For the remaining transcripts, a single Ct value was calculated as the mean of the two technical replicates. One practical issue with large-scale transcript expression data is that, due to technical problems (inoperative primers, defective chips on the array or excluded technical replicates), such data sets usually contain missing values, whereas subsequent analysis requires a complete data matrix. The R package ‘VIM’ was therefore used to calculate the percentage of the missing values per transcript, after removing two inoperative internal control primers, 11 other tissue-limited primers, dilution test samples and the complete set of ‘isolated’ samples (not included in the main analysis, see above). In this refined dataset including expression value of 142 samples against 62 SFP transcripts, missing values amounted to 6.2% of the potential total, but were somewhat unequally distributed across the different transcripts: more than half of these missing values were for just four transcripts, and the rest were seemingly randomly distributed across the remaining transcripts and seemed also not to be biased towards particular genotypes and/or environments. Therefore, we excluded only the four most negatively affected transcripts. To overcome the limitation of missing data, the remaining missing values were then imputed using the R package missMDA, which uses the regularized iterative principal component analysis (PCA) algorithm to estimate the missing values based on the available data (Josse and Husson 2012).

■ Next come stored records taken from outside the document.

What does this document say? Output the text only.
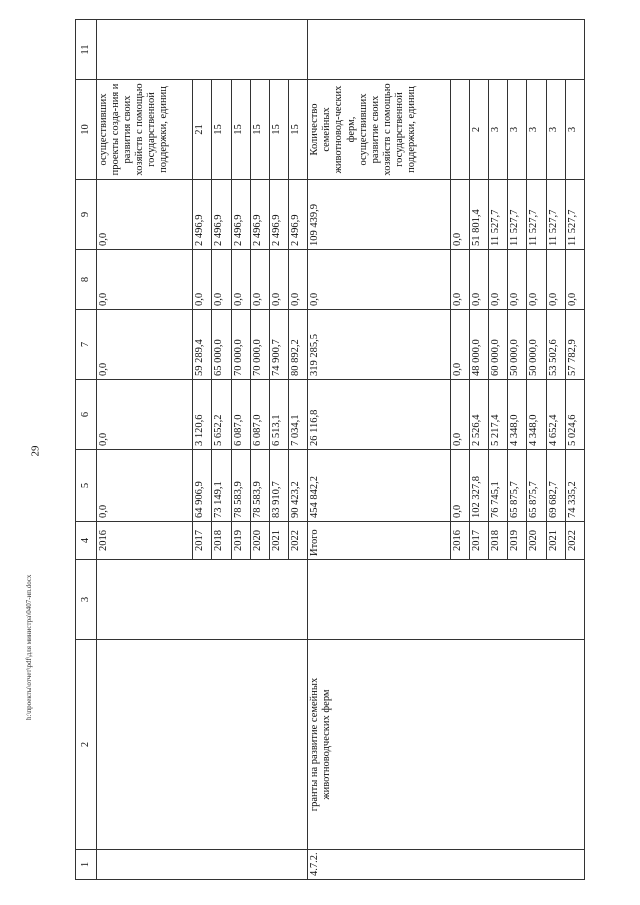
29
h:\проекты\отчет\pdf\для министра\0407-ип.docx
1	2	3	4	5	6	7	8	9	10	11
			2016	0,0	0,0	0,0	0,0	0,0	осуществивших проекты созда-ния и развития своих хозяйств с помощью государственной поддержки, единиц	
			2017	64 906,9	3 120,6	59 289,4	0,0	2 496,9	21	
			2018	73 149,1	5 652,2	65 000,0	0,0	2 496,9	15	
			2019	78 583,9	6 087,0	70 000,0	0,0	2 496,9	15	
			2020	78 583,9	6 087,0	70 000,0	0,0	2 496,9	15	
			2021	83 910,7	6 513,1	74 900,7	0,0	2 496,9	15	
			2022	90 423,2	7 034,1	80 892,2	0,0	2 496,9	15	
4.7.2.	гранты на развитие семейных животноводческих ферм		Итого	454 842,2	26 116,8	319 285,5	0,0	109 439,9	Количество семейных животновод-ческих ферм, осуществивших развитие своих хозяйств с помощью государственной поддержки, единиц	
			2016	0,0	0,0	0,0	0,0	0,0		
			2017	102 327,8	2 526,4	48 000,0	0,0	51 801,4	2	
			2018	76 745,1	5 217,4	60 000,0	0,0	11 527,7	3	
			2019	65 875,7	4 348,0	50 000,0	0,0	11 527,7	3	
			2020	65 875,7	4 348,0	50 000,0	0,0	11 527,7	3	
			2021	69 682,7	4 652,4	53 502,6	0,0	11 527,7	3	
			2022	74 335,2	5 024,6	57 782,9	0,0	11 527,7	3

Finally, relative expression for each transcript was calculated as the efficiency-calibrated relative expression ratio (Pfaffl 2001), using the germ cell-related gene macpiwi as an internal control (Pfister et al. 2007). macpiwi was chosen from among the seven housekeeping genes—which also included macactin (Pfister et al. 2007), hsp90, actp, tubb, cox4 and gapdh (Plusquin et al. 2012). Primer pairs of gapdh and tubb that were published by Plusquin et al. (2012) did not work sufficiently with the Fluidigm instrument. To select an appropriate control from among the remaining transcripts, we first determined which of these internal control candidates was the most stably expressed across the different mating group sizes. While expression of macpiwi and hsp90 did not show significant differences between mating groups, expression of cox4 changed only slightly and the other two transcripts showed significant differential expression which makes them unreliable internal controls for this experiment (macpiwi: t(140) = 1.58, P = 0.12; hsp90: t(140) = 1.49, P = 0.14; macactin: t(140) = 2.31, P = 0.02; actp: t(140) = 2.14, P = 0.04; cox4: t(140) = 1.96, P = 0.04). Additionally, Pearson correlation coefficients were calculated between each target transcript and each potential internal control, and the average correlation was found to be highest for macpiwi (r(mean) = 0.60 ± 0.16), further supporting its relative stability. The calibrator was chosen from the isolated samples, taking the sample with the lowest Ct value from among all isolated samples and all transcripts (Pfaffl 2001). In total, we quantified the expression of 58 transcripts for 142 individual worms (70 pairs and 72 octets).

Statistical analyses

All statistical analyses were performed with the R statistical software, version 3.2.3 (R Development Core Team, 2013).

Phenotypic correlations and dimension reduction

We estimated phenotypic correlations between all pairwise combinations of the 58 transcripts with Pearson’s product−moment correlation coefficients, followed by a correlation network analysis to evaluate the collinearity of the data, generated with the R-package ‘qgraph’ (Epskamp et al. 2012). Because these analyses revealed that the different SFP transcript expression levels are highly correlated with one another, we performed PCA to reduce the dimensionality of the data and to thereby capture unique axes of multivariate variation in seminal fluid transcript expression. We carried out the PCA on the data including both environments (pairs and octets) and genotypes combined, such that extracted components are comparable across the different environments and genotypes. Additionally, we carried out a second PCA on the data that included also the isolated group as a third level of environment (see the supplementary file for details). PCAs were performed using the ‘principal()’ function in the ‘psych’ R package (Revelle 2015) and principal component (PC) scores were extracted using the correlation matrix (Jolliffe 2002).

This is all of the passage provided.